Blagojevich flirted with such sensible advertising once or twice, touting job growth and an improved budget (I don't know if either of these is actually true). I would like to have heard Topinka tell us why guns are good (I think that they are). Rich Whitney did pretty well giving us actual ideas, and I wish the media would have given him more time to espouse them. That's really the problem here, not the negative ads themselves, but the media's laziness and unwillingness to actually consider the various political ideas and give them the necessary time. Sure not everyone will stay awake through such a venture, but a great many educated, thoughtful people will. Perhaps that's not the demographic that the advertisers are targeting......

12:36 PM  
Blogger Germanicu$ said...

Lately, I have begun to think that guns are good. Or more accurately, I have forgotten the counter arguments to the compelling libertarian underpinnings of the gun nuts' arguments. I think it was the referendum on my ballot regarding an assault weapons ban, which I voted against. I hadn't even read up on it and I could tell it was some non-binding piece of claptrap. Lost that one, 85%-15% .
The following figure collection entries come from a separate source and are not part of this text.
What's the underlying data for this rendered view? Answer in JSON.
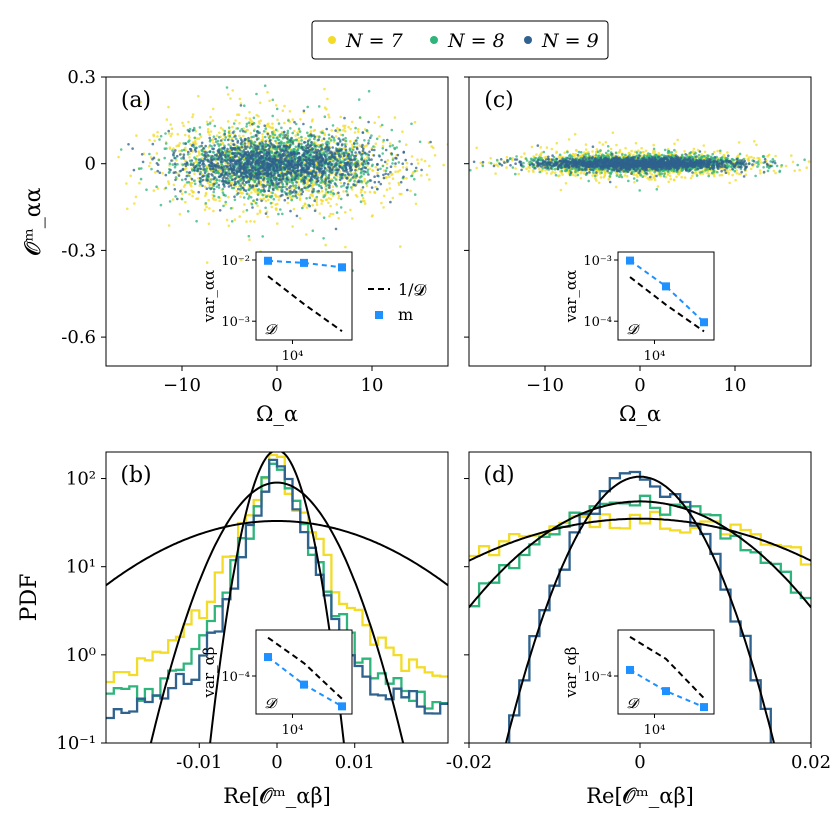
{
  "colors": {
    "N7": "#f2dc28",
    "N8": "#2fb47c",
    "N9": "#2f628e",
    "accent_m": "#1e90ff",
    "fit": "#000000"
  },
  "legend": {
    "entries": [
      {
        "label": "N = 7",
        "color_key": "N7"
      },
      {
        "label": "N = 8",
        "color_key": "N8"
      },
      {
        "label": "N = 9",
        "color_key": "N9"
      }
    ]
  },
  "chart_data": [
    {
      "panel": "(a)",
      "type": "scatter",
      "ylabel": "𝓞ᵐ_αα",
      "xlabel": "Ω_α",
      "xlim": [
        -18,
        18
      ],
      "ylim": [
        -0.7,
        0.3
      ],
      "xticks": [
        {
          "v": -10,
          "label": "−10"
        },
        {
          "v": 0,
          "label": "0"
        },
        {
          "v": 10,
          "label": "10"
        }
      ],
      "yticks": [
        {
          "v": 0.3,
          "label": "0.3"
        },
        {
          "v": 0,
          "label": "0"
        },
        {
          "v": -0.3,
          "label": "-0.3"
        },
        {
          "v": -0.6,
          "label": "-0.6"
        }
      ],
      "series": [
        {
          "name": "N = 7",
          "color_key": "N7",
          "spread_x": 6.0,
          "spread_y": 0.075
        },
        {
          "name": "N = 8",
          "color_key": "N8",
          "spread_x": 5.5,
          "spread_y": 0.055
        },
        {
          "name": "N = 9",
          "color_key": "N9",
          "spread_x": 5.2,
          "spread_y": 0.04
        }
      ],
      "inset": {
        "ylabel": "var_αα",
        "xlabel": "𝓓",
        "xtick_label": "10⁴",
        "yticks": [
          {
            "label": "10⁻²"
          },
          {
            "label": "10⁻³"
          }
        ],
        "m_values": [
          0.0088,
          0.0081,
          0.0068
        ],
        "inverse_D_values": [
          0.0048,
          0.0016,
          0.00055
        ],
        "legend": {
          "dashed": "1/𝓓",
          "marker": "m"
        }
      }
    },
    {
      "panel": "(c)",
      "type": "scatter",
      "xlabel": "Ω_α",
      "xlim": [
        -18,
        18
      ],
      "ylim": [
        -0.7,
        0.3
      ],
      "xticks": [
        {
          "v": -10,
          "label": "−10"
        },
        {
          "v": 0,
          "label": "0"
        },
        {
          "v": 10,
          "label": "10"
        }
      ],
      "series": [
        {
          "name": "N = 7",
          "color_key": "N7",
          "spread_x": 6.0,
          "spread_y": 0.02
        },
        {
          "name": "N = 8",
          "color_key": "N8",
          "spread_x": 5.5,
          "spread_y": 0.014
        },
        {
          "name": "N = 9",
          "color_key": "N9",
          "spread_x": 5.2,
          "spread_y": 0.01
        }
      ],
      "inset": {
        "ylabel": "var_αα",
        "xlabel": "𝓓",
        "xtick_label": "10⁴",
        "yticks": [
          {
            "label": "10⁻³"
          },
          {
            "label": "10⁻⁴"
          }
        ],
        "m_values": [
          0.00062,
          0.00022,
          5.2e-05
        ],
        "inverse_D_values": [
          0.00032,
          0.000105,
          3.6e-05
        ]
      }
    },
    {
      "panel": "(b)",
      "type": "histogram",
      "ylabel": "PDF",
      "xlabel": "Re[𝓞ᵐ_αβ]",
      "yscale": "log",
      "xlim": [
        -0.022,
        0.022
      ],
      "ylim": [
        0.1,
        200
      ],
      "xticks": [
        {
          "v": -0.01,
          "label": "-0.01"
        },
        {
          "v": 0,
          "label": "0"
        },
        {
          "v": 0.01,
          "label": "0.01"
        }
      ],
      "yticks": [
        {
          "v": 100,
          "label": "10²"
        },
        {
          "v": 10,
          "label": "10¹"
        },
        {
          "v": 1,
          "label": "10⁰"
        },
        {
          "v": 0.1,
          "label": "10⁻¹"
        }
      ],
      "series": [
        {
          "name": "N = 7",
          "color_key": "N7",
          "peak": 180,
          "width": 0.0022,
          "floor": 0.55
        },
        {
          "name": "N = 8",
          "color_key": "N8",
          "peak": 200,
          "width": 0.0018,
          "floor": 0.3
        },
        {
          "name": "N = 9",
          "color_key": "N9",
          "peak": 200,
          "width": 0.0016,
          "floor": 0.25
        }
      ],
      "fits": [
        {
          "peak": 33,
          "sigma": 0.012
        },
        {
          "peak": 90,
          "sigma": 0.0044
        },
        {
          "peak": 210,
          "sigma": 0.0022
        }
      ],
      "inset": {
        "ylabel": "var_αβ",
        "xlabel": "𝓓",
        "xtick_label": "10⁴",
        "yticks": [
          {
            "label": "10⁻⁴"
          }
        ],
        "m_values": [
          0.00025,
          7.2e-05,
          2.7e-05
        ],
        "inverse_D_values": [
          0.0006,
          0.00019,
          3.8e-05
        ]
      }
    },
    {
      "panel": "(d)",
      "type": "histogram",
      "xlabel": "Re[𝓞ᵐ_αβ]",
      "yscale": "log",
      "xlim": [
        -0.02,
        0.02
      ],
      "ylim": [
        0.1,
        200
      ],
      "xticks": [
        {
          "v": -0.02,
          "label": "-0.02"
        },
        {
          "v": 0,
          "label": "0"
        },
        {
          "v": 0.02,
          "label": "0.02"
        }
      ],
      "series": [
        {
          "name": "N = 7",
          "color_key": "N7",
          "peak": 35,
          "sigma": 0.0135
        },
        {
          "name": "N = 8",
          "color_key": "N8",
          "peak": 55,
          "sigma": 0.0085
        },
        {
          "name": "N = 9",
          "color_key": "N9",
          "peak": 105,
          "sigma": 0.0042
        }
      ],
      "fits": [
        {
          "peak": 35,
          "sigma": 0.0135
        },
        {
          "peak": 55,
          "sigma": 0.0085
        },
        {
          "peak": 105,
          "sigma": 0.0042
        }
      ],
      "inset": {
        "ylabel": "var_αβ",
        "xlabel": "𝓓",
        "xtick_label": "10⁴",
        "yticks": [
          {
            "label": "10⁻⁴"
          }
        ],
        "m_values": [
          0.000115,
          4e-05,
          1.8e-05
        ],
        "inverse_D_values": [
          0.0006,
          0.0002,
          2.8e-05
        ]
      }
    }
  ]
}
At least Rich Whitney polled double digits. That might be the best showing a big-ticket 3rd party candidate I've voted for has ever done.

8:48 PM  
Blogger Notobamasfool said...

I also voted for Whitney, shocking my friends in DeKalb.

It's kind of hard to come out for guns without sounding like some incestuous country bumpkin (but some day I'll get that far). It's not a position I would ever have taken save my time in West Virginia when I saw gun rights in action. Contrary to popular belief, there were no shootouts and people weren't pulling weapons out on the guy who just cut them off. Really, the drivers were far more genteel, but perhaps just because there were less of them, or even because they knew not to piss off other drivers who probably had guns....

At any rate, it always pisses me off when people living in North Evanston tell people living in Rogers Park that they ought not be able to own a handgun (which neither can, incidentally), and as far as assault weapons go, obviously criminals are going to make up 99% of assault weapons possessions in Cook County in the first place. Being as though they don't follow the laws, AND that they are the ones we're worried about, such a ban just doesn't make a whole lot of sense to this insomniac retard.